Asphodel leans forward. “Do tell me his name, so I may reward him.”
“I also encountered Thralls,” I continue, ignoring his request. “Which reminds me, what do you plan on giving me as a wedding present?”
He frowns, not able to follow my train of thought. “Tell me what you desire, and I shall do my best to make it yours.”
“I desire for you to release my father’s soul, and the souls of all those you have enslaved.” He laughs in my face. It’s not his nice laugh, but I was expecting as much. “You have no need to make vassals of the dead,” I counter cheerily. “For when we are wed the whole kingdom will be yours.”
Asphodel leans an elbow on the table and props his chin on his fist as he looks at me, fascinated. “You’re assuming what I want is to be king.”
Hang on. “Has that not been your demand?”
“Well, yes, but it was meant to be an impossible one.” He makes a pouty face—a really good-looking pouty face, but still one I want to punch. “Poor girl. You came here thinking you had something I wanted, but I don’t want to rule this land. I want to destroy it.”

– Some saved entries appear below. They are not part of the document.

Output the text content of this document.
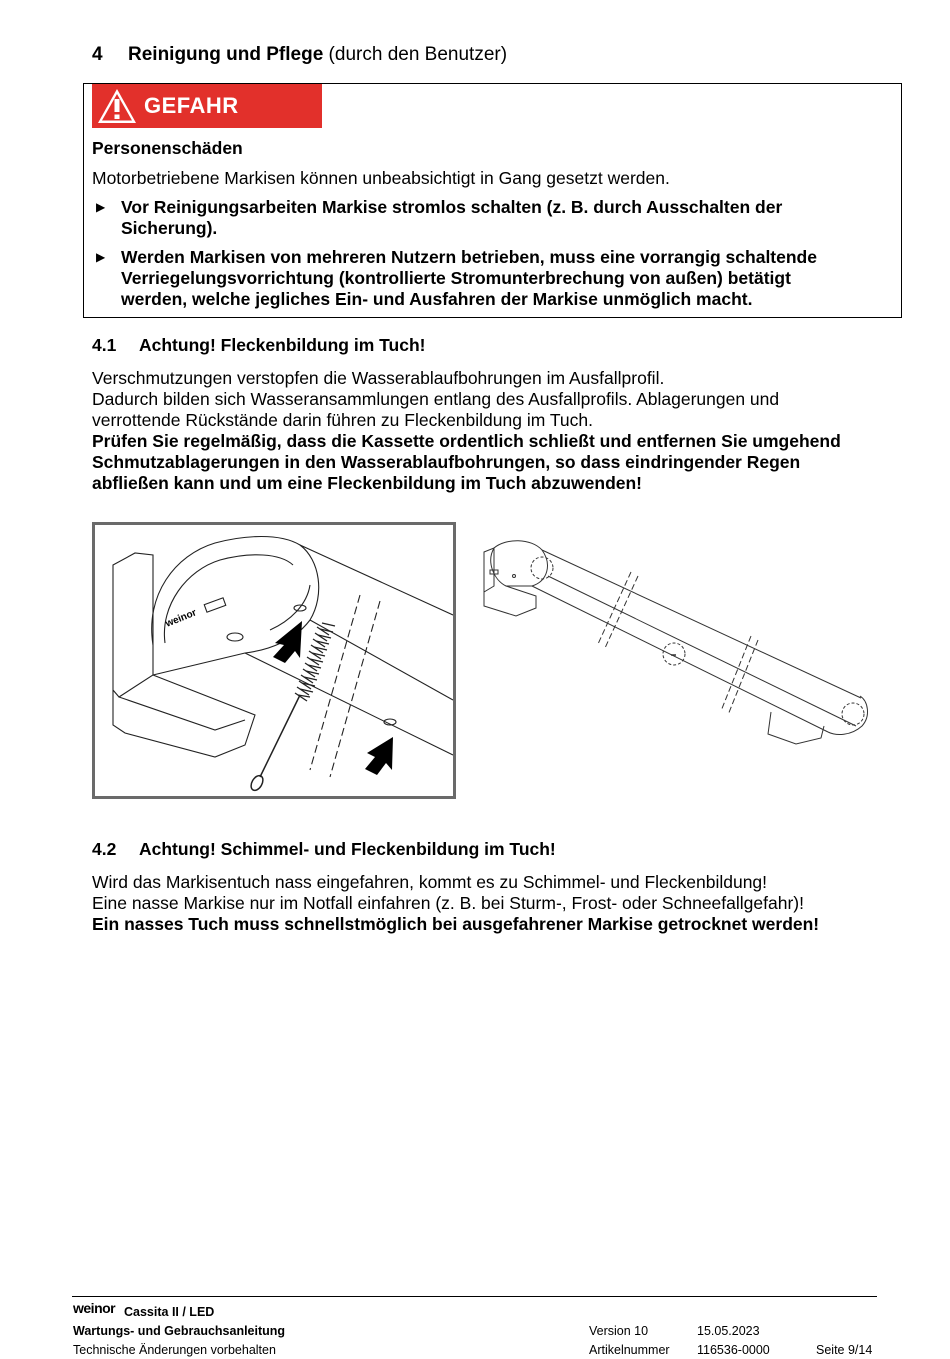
4 Reinigung und Pflege (durch den Benutzer)
GEFAHR
Personenschäden
Motorbetriebene Markisen können unbeabsichtigt in Gang gesetzt werden.
▶ Vor Reinigungsarbeiten Markise stromlos schalten (z. B. durch Ausschalten der
Sicherung).
▶ Werden Markisen von mehreren Nutzern betrieben, muss eine vorrangig schaltende
Verriegelungsvorrichtung (kontrollierte Stromunterbrechung von außen) betätigt
werden, welche jegliches Ein- und Ausfahren der Markise unmöglich macht.
4.1 Achtung! Fleckenbildung im Tuch!
Verschmutzungen verstopfen die Wasserablaufbohrungen im Ausfallprofil.
Dadurch bilden sich Wasseransammlungen entlang des Ausfallprofils. Ablagerungen und
verrottende Rückstände darin führen zu Fleckenbildung im Tuch.
Prüfen Sie regelmäßig, dass die Kassette ordentlich schließt und entfernen Sie umgehend
Schmutzablagerungen in den Wasserablaufbohrungen, so dass eindringender Regen
abfließen kann und um eine Fleckenbildung im Tuch abzuwenden!
weinor
4.2 Achtung! Schimmel- und Fleckenbildung im Tuch!
Wird das Markisentuch nass eingefahren, kommt es zu Schimmel- und Fleckenbildung!
Eine nasse Markise nur im Notfall einfahren (z. B. bei Sturm-, Frost- oder Schneefallgefahr)!
Ein nasses Tuch muss schnellstmöglich bei ausgefahrener Markise getrocknet werden!
weinor Cassita II / LED
Wartungs- und Gebrauchsanleitung
Technische Änderungen vorbehalten
Version 10	15.05.2023
Artikelnummer 116536-0000	Seite 9/14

I stare at him for a while. In books, every evil sorcerer wants to destroy the world, but when you get down to brass tacks, that makes no sense.
“Why?” I ask. I’m still trying to get my head around it. “Why would anyone want that? You live here, don’t you?”
Asphodel stands. “My reasons are my own. And you, child, could scarce understand them.”
As he walks away, I stand and call after him. “Then I may leave?”
He stops and turns. “Whatever gave you that idea?”
“You have no need of me,” I say, resisting the urge to beg. “May I go?”
“Oh, no,” he says, amused. “Sir Torvold the Bold is the best knight I’ve encountered in a hundred years. I wouldn’t dream of facing him without some kind of edge. My informant tells me he’s quite taken with you. Imagine how distraught he’ll be when he sees you by my side at Knob Knoll.” He saunters out of the room and calls over his shoulder, “Enjoy your real food, Princess.”